Backers of a state-funded program to safely dispose of unused medications are launching a new public awareness campaign. Kate Gainer, with the Iowa Pharmacy Association, says the TakeAway Program was launched in Iowa in 2009 to prevent accidental misuse of prescription drugs by the elderly and abuse by teenagers.
“The number two abused substance by teenagers is prescription medications,” Gainer said. “So, getting those drugs properly disposed of when they’re no longer needed can curb drug abuse among teenagers.” Old medications that are properly incinerated also protects the environment.

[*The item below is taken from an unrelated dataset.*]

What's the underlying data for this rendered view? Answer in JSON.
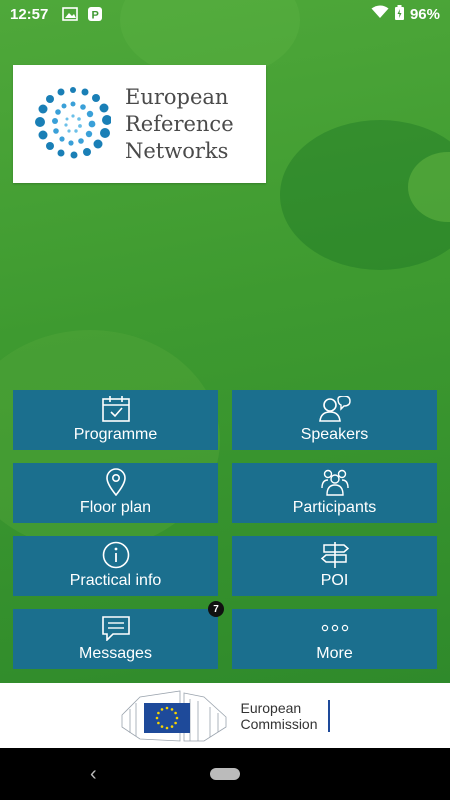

“Back in the day, people used to think flushing medications down the toilet was the best way to dispose of them,” Gainer said. “There have been numerous studies now that have discovered pharmaceuticals in our water. We want to prevent that from happening.” Iowa’s TakeAway Program allows Iowans to dispose of their old medications for free by dropping them off at participating pharmacies. When the program was launched two years ago, 200 pharmacies were involved.
“That’s now increased to 412 pharmacies in all of Iowa’s 99 counties,” Gainer said. “From those sites, we’ve collected over 15,000 pounds of unused medications.” But, Gainer says there are still many Iowans unaware of the program. She’s urging people to clear their medicine cabinets of expired or unused drugs and drop them off at a participating pharmacy. Iowa’s TakeAway Program is run on $150,000 in state funding.
That funding is set to expire this summer. If that happens, Gainer says pharmacies could stay in the program and possibly pass the cost on to consumers.